Determined that it’s not yet his time to go, Jaguar Paw escapes being sacrificed. He flees the city—followed by several of the warriors who captured him—and he attempts to find his way home to his wife and son.

I can’t tell you how Mel Gibson really feels about Jews. Nor can I tell you if he’s a genius or if he’s just completely lost his mind. But after seeing both The Passion of the Christ and Apocalypto, I can, however, tell you how he feels about blood. Mel Gibson has no problem with blood. In fact, he loves it. The more, the merrier. The grislier, the better.

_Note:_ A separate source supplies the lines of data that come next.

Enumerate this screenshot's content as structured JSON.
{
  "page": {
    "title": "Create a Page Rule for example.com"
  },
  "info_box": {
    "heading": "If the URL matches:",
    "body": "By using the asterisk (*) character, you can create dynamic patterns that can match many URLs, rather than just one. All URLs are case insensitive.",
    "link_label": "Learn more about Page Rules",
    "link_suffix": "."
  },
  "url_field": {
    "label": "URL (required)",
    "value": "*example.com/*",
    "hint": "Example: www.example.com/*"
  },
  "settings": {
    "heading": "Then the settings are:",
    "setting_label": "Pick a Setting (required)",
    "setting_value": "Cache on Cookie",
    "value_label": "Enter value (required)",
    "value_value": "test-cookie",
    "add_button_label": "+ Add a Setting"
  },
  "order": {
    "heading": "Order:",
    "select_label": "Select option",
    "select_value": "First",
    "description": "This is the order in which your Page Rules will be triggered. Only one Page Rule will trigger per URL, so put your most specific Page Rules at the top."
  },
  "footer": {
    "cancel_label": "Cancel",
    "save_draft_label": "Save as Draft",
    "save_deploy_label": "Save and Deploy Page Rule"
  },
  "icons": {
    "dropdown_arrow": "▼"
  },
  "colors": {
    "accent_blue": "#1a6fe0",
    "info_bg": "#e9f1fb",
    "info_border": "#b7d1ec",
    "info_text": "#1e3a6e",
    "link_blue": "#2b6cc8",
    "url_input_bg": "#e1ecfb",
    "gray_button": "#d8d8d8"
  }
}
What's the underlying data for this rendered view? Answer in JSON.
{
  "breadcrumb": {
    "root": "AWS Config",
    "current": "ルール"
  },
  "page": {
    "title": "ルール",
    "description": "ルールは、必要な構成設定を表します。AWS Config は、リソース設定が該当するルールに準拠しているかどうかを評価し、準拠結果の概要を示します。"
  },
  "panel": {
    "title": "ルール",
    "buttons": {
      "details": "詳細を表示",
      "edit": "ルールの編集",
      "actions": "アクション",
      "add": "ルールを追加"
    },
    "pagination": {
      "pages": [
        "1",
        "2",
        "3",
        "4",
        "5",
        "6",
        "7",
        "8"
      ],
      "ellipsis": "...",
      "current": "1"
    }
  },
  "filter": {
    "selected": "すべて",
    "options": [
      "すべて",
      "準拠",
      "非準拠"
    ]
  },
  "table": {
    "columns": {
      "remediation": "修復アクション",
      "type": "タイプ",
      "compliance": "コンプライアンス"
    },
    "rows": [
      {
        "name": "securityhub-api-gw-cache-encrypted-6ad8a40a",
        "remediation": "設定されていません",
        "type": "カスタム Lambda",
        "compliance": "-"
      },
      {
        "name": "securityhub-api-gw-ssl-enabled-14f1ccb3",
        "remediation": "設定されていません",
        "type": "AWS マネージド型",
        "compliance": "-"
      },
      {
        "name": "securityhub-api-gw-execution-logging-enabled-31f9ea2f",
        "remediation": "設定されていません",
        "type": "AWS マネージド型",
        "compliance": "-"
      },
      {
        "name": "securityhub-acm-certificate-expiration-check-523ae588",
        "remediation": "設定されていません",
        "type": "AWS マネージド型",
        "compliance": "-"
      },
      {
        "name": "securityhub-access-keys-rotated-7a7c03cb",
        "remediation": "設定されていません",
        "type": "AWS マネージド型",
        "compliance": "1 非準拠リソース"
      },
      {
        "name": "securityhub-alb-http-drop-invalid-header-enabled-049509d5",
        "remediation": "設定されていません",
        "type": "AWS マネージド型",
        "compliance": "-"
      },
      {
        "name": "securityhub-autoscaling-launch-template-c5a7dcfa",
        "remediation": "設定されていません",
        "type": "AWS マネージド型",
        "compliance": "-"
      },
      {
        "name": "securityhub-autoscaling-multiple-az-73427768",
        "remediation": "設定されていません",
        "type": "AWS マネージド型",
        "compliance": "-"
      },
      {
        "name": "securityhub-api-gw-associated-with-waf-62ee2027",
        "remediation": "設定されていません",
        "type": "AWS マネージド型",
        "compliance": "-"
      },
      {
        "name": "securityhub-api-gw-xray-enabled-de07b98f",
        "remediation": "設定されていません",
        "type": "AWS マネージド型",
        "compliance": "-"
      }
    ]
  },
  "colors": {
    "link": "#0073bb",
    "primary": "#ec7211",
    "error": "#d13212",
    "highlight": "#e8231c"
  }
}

Apocalypto shows men impaled and beheaded. It shows men watching as they’re cut open, their hearts ripped from inside them. It holds nothing back. And if reading about it turns your stomach, be prepared to spend the majority of the film as the girl beside me did—with your hands covering your face.

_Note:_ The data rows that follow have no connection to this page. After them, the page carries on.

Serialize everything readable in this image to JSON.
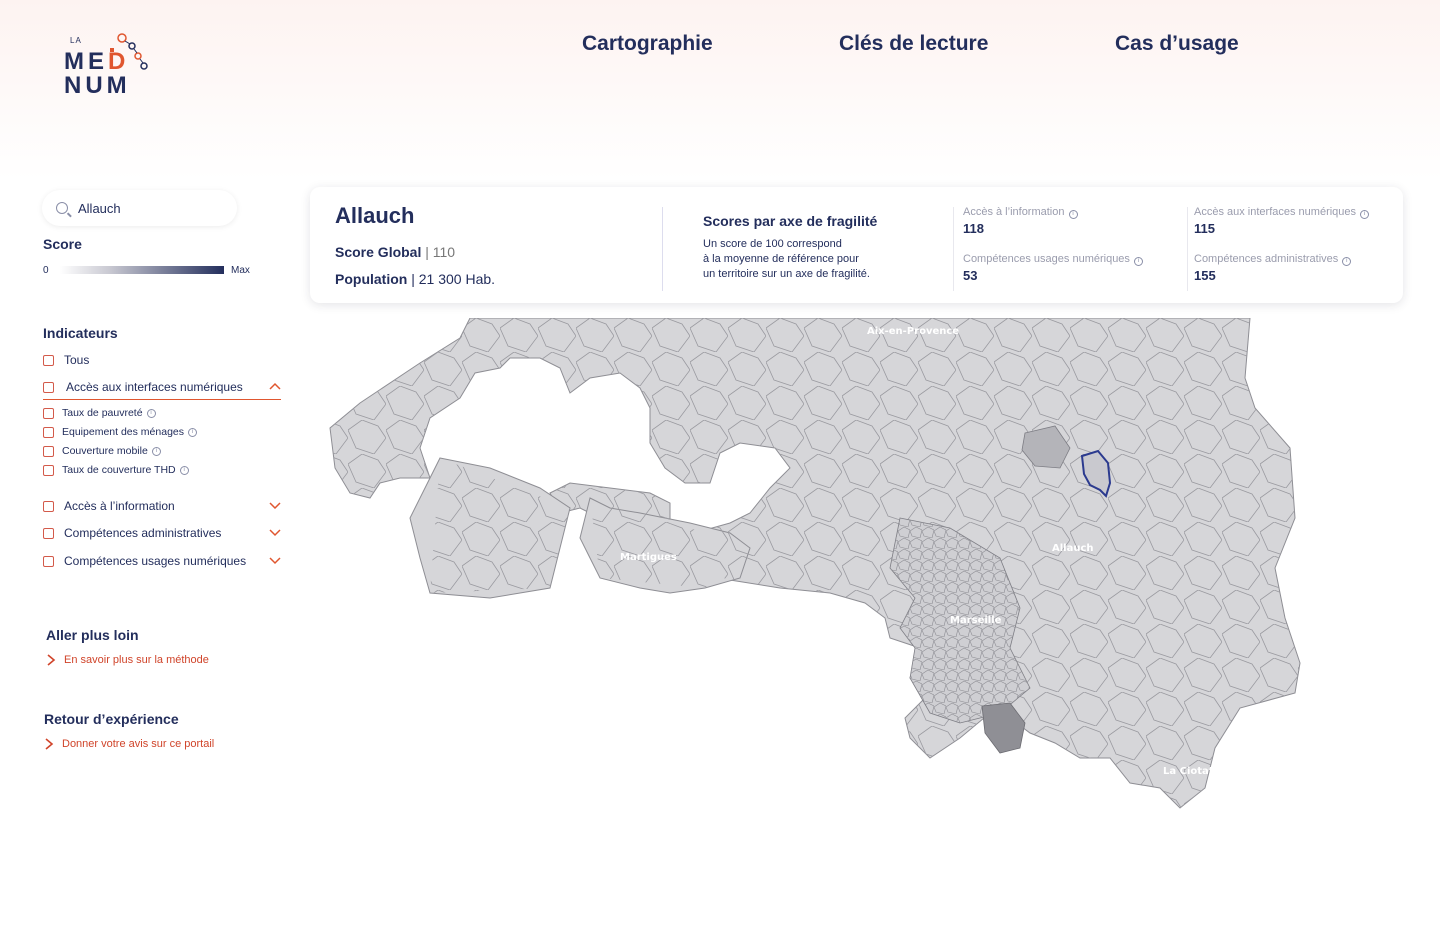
{
  "logo": {
    "la": "LA",
    "line1_a": "ME",
    "line1_b": "D",
    "line2": "NUM"
  },
  "nav": [
    "Cartographie",
    "Clés de lecture",
    "Cas d’usage"
  ],
  "search": {
    "value": "Allauch"
  },
  "score": {
    "title": "Score",
    "min": "0",
    "max": "Max"
  },
  "indicators": {
    "title": "Indicateurs",
    "all": "Tous",
    "groups": [
      {
        "label": "Accès aux interfaces numériques",
        "expanded": true,
        "items": [
          "Taux de pauvreté",
          "Equipement des ménages",
          "Couverture mobile",
          "Taux de couverture THD"
        ]
      },
      {
        "label": "Accès à l’information",
        "expanded": false
      },
      {
        "label": "Compétences administratives",
        "expanded": false
      },
      {
        "label": "Compétences usages numériques",
        "expanded": false
      }
    ]
  },
  "more": {
    "title": "Aller plus loin",
    "link": "En savoir plus sur la méthode"
  },
  "feedback": {
    "title": "Retour d’expérience",
    "link": "Donner votre avis sur ce portail"
  },
  "card": {
    "name": "Allauch",
    "score_label": "Score Global",
    "score_value": "| 110",
    "population_label": "Population",
    "population_value": "| 21 300 Hab.",
    "axes_title": "Scores par axe de fragilité",
    "axes_desc_1": "Un score de 100 correspond",
    "axes_desc_2": "à la moyenne de référence pour",
    "axes_desc_3": "un territoire sur un axe de fragilité.",
    "metrics": [
      {
        "label": "Accès à l’information",
        "value": "118"
      },
      {
        "label": "Accès aux interfaces numériques",
        "value": "115"
      },
      {
        "label": "Compétences usages numériques",
        "value": "53"
      },
      {
        "label": "Compétences administratives",
        "value": "155"
      }
    ]
  },
  "map": {
    "cities": [
      "Aix-en-Provence",
      "Martigues",
      "Allauch",
      "Marseille",
      "La Ciotat"
    ],
    "colors": {
      "fill": "#d6d6d9",
      "stroke": "#8e8e94",
      "selected": "#2b3a8f",
      "dark": "#8f8f95"
    }
  }
}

Filmed entirely in Maya, Apocalypto relies on subtitles—but there aren’t really that many. There’s quite a bit of dialogue in the beginning, when the film establishes Jaguar Paw’s character (some scenes of which, incidentally, are just plain silly). But once the villagers are taken—and especially after Jaguar Paw escapes—there’s very little dialogue at all. The story relies entirely on its action.

Beheadings aside, I found Apocalypto to be fascinating. Whether it’s accurate is debatable—but it never lost my interest. On top of that, it’s visually stunning. Mel Gibson may be crazy, but he’s an incredible director (as long as you forget about his little gore obsession). And Rudy Youngblood is an engaging actor who does an amazing job with a demanding role.

There is, however, one major problem. Gibson’s last film, The Passion of the Christ, had a powerful message that reached out to a specific group of viewers. People who saw the movie, for the most part, had a strong emotional connection to it. It was moving. And the violence—as horrifying as it was—had a purpose. Apocalypto, however, doesn’t have that purpose. Perhaps Gibson is trying to tell us something with all the human sacrifices—but the message doesn’t come through. Instead, the film comes off like another one of this year’s multitude of horror movies—only with a bunch of Mayans instead of the usual screaming blonde girl.

Had Gibson left a few things to the imagination, Apocalypto could have been a breathtaking film with a captivating story. But, unfortunately, instead of making it more powerful, the gore only detracts from the story. So unless you can handle a couple of hours of blood and guts and organ harvesting, it’s best to pass on this one.